= Haunting Violet =

First edition (publ. Walker Books)

Haunting Violet is a paranormal novel by Alyxandra Harvey. It was first published on May 24, 2011 by Walker & Co. The novel is set in 1872 and incorporates elements of Victorian spiritualism.

The main character, Violet Willoughby, is the daughter of a fraudulent medium. For years she has taken part in her mother's faked seances, pretending to put the rich and powerful in touch with the dead, and their success has brought them a life of luxury they could only have dreamed of and Violet the prospect of a society marriage. But Violet has a real, unsuspected power to see the dead, and begins to be haunted day and night by the ghost of a drowned girl who will not let her rest until her murderer is uncovered.

== Plot summary==
Violet's mother is a fraud: she pretends she has the gift and holds seances for the gentry who hold her in esteem as a celebrity of the day. It is these bogus talents that earn Violet and her mother an invitation to Rosefield, Lord Jasper's country estate. Mrs Willoughby is to entertain his guests, and Violet is her unwilling accomplice. Rosefield is a new beginning for Violet though, as it is here that she discovers that she truly does have the gift of seeing the dead.
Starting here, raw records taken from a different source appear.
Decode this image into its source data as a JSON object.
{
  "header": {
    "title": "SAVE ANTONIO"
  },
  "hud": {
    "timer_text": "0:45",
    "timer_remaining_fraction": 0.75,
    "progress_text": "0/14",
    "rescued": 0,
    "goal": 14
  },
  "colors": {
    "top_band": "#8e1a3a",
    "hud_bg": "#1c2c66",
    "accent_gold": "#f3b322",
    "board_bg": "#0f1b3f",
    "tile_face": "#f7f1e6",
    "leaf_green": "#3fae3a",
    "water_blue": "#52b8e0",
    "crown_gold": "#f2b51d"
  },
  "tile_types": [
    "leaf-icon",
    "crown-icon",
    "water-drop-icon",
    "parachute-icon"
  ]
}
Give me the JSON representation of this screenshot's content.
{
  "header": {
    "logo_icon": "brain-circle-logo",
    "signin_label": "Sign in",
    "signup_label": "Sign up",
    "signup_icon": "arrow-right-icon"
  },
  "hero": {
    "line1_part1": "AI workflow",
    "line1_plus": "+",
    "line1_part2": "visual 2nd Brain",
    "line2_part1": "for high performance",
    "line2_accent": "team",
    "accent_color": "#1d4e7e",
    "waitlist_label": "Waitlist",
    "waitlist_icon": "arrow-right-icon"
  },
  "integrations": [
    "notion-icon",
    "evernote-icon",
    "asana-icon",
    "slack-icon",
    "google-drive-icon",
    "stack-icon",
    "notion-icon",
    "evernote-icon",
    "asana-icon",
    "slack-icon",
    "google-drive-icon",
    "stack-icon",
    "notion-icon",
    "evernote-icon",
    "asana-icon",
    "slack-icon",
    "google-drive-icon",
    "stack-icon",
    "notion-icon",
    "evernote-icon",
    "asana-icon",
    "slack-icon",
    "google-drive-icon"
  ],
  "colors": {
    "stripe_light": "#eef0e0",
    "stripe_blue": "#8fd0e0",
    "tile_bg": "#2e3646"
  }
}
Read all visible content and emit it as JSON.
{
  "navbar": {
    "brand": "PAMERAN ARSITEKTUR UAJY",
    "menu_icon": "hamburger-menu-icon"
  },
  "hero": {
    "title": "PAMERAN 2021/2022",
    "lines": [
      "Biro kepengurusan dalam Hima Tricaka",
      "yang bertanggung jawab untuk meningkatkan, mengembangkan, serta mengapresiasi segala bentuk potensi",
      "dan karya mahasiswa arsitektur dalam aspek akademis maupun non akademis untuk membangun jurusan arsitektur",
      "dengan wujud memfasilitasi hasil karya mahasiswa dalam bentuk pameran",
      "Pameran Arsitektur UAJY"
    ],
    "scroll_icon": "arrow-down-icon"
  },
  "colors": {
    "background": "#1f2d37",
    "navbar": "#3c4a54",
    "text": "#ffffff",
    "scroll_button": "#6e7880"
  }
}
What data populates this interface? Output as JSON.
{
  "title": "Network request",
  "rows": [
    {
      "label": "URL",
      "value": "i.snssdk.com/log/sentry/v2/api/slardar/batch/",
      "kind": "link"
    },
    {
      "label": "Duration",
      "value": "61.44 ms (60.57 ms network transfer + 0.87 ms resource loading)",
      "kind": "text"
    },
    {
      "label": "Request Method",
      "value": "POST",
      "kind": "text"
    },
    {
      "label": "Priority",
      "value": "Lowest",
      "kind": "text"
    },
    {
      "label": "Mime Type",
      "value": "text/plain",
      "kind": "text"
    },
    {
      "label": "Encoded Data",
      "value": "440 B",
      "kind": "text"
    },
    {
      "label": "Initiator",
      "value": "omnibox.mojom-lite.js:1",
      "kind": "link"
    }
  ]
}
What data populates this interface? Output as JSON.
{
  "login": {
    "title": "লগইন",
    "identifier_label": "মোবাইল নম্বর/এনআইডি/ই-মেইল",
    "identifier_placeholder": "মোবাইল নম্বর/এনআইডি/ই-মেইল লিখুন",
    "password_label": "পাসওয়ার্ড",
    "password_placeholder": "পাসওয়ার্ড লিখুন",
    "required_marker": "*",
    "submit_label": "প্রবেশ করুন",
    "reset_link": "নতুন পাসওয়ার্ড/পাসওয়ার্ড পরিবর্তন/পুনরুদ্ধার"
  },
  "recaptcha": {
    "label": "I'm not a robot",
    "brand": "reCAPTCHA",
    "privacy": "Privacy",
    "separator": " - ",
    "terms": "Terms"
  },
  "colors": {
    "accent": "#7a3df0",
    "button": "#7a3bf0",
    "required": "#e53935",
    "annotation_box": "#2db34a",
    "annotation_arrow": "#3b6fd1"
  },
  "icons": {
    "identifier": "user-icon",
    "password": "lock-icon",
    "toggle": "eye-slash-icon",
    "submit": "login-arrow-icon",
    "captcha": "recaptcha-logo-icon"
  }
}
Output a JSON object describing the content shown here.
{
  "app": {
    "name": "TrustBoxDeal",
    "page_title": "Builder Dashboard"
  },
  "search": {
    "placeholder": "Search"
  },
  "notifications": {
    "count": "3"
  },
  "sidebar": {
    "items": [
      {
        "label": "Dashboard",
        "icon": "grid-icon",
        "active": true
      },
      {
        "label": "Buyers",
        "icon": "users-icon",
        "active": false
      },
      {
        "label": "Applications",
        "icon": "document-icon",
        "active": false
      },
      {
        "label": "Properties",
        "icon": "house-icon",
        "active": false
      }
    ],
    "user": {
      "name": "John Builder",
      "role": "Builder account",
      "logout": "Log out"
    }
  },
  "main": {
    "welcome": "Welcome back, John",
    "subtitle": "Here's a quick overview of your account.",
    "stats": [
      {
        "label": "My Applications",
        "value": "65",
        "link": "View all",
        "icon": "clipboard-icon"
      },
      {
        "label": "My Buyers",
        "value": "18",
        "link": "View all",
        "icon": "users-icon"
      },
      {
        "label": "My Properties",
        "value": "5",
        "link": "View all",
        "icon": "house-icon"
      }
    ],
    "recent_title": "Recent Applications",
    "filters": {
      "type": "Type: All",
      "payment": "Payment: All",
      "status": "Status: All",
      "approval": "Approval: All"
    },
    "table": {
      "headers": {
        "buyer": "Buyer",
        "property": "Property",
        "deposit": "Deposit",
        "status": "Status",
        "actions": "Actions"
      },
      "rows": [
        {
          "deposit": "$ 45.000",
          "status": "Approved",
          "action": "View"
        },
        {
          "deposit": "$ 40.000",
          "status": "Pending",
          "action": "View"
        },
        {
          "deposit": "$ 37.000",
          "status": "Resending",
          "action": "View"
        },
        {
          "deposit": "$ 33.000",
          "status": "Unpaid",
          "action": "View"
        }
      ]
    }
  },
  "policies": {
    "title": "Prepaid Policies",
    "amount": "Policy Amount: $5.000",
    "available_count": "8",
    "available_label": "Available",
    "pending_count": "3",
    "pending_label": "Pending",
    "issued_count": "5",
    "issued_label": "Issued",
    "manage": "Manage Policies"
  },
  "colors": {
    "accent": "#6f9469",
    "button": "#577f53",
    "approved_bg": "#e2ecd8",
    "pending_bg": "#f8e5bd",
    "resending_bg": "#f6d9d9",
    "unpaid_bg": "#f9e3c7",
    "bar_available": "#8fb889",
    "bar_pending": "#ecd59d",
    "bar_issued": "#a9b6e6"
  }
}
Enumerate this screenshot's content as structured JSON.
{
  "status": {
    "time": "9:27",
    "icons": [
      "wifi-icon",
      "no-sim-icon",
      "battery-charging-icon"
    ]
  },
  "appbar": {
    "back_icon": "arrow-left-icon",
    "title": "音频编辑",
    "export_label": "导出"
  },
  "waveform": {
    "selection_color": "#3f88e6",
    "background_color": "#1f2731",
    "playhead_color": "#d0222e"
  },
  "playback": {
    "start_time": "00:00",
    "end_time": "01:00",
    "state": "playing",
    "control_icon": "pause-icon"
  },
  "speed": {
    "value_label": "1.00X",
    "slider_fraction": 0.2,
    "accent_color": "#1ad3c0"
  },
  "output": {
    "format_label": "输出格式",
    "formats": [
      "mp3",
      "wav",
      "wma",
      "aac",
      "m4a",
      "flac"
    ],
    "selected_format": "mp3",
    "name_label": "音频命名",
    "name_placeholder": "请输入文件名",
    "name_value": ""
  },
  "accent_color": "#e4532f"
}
Violet tries to fight against it as she knows that her mother will think nothing of exploiting her only child.

One of the ghosts that Violet sees is pretty terrifying. Rowena was the daughter of one of Lord Jasper's neighbours who apparently drowned, leaving behind her sister Tabitha. It soon becomes clear that Rowena was murdered, and the only way that she will leave Violet alone is if she can reveal the identity of her killer. However, due to her cruel death, Rowena cannot speak directly to Violet so must expose her murderer with small clues and leave Violet to uncover the rest.

Furthermore, Violet has to strive to keep the attention of Mr Tretheway, a possible marriage suitor, all whilst struggling with her increasing feelings towards her childhood friend Colin.

Violet wants justice for Rowena but soon finds herself the victim of several 'accidents'. Rowena's murderer is clearly willing to silence Violet if it will keep their identity secret, so Violet must find them before they end her.

==Reception==
Kirkus Reviews gave the book a positive review, praising the portrayal of the characters and the believability of the fantasy aspects. They concluded that it was "a well-paced, clever and scary supernatural-suspense story". Publishers Weekly similarly gave it a positive review, describing it as a "fun adventure" that does well in capturing the feel of the Victorian age.

The novel was an OLA Red Maple Award Nominee in 2012.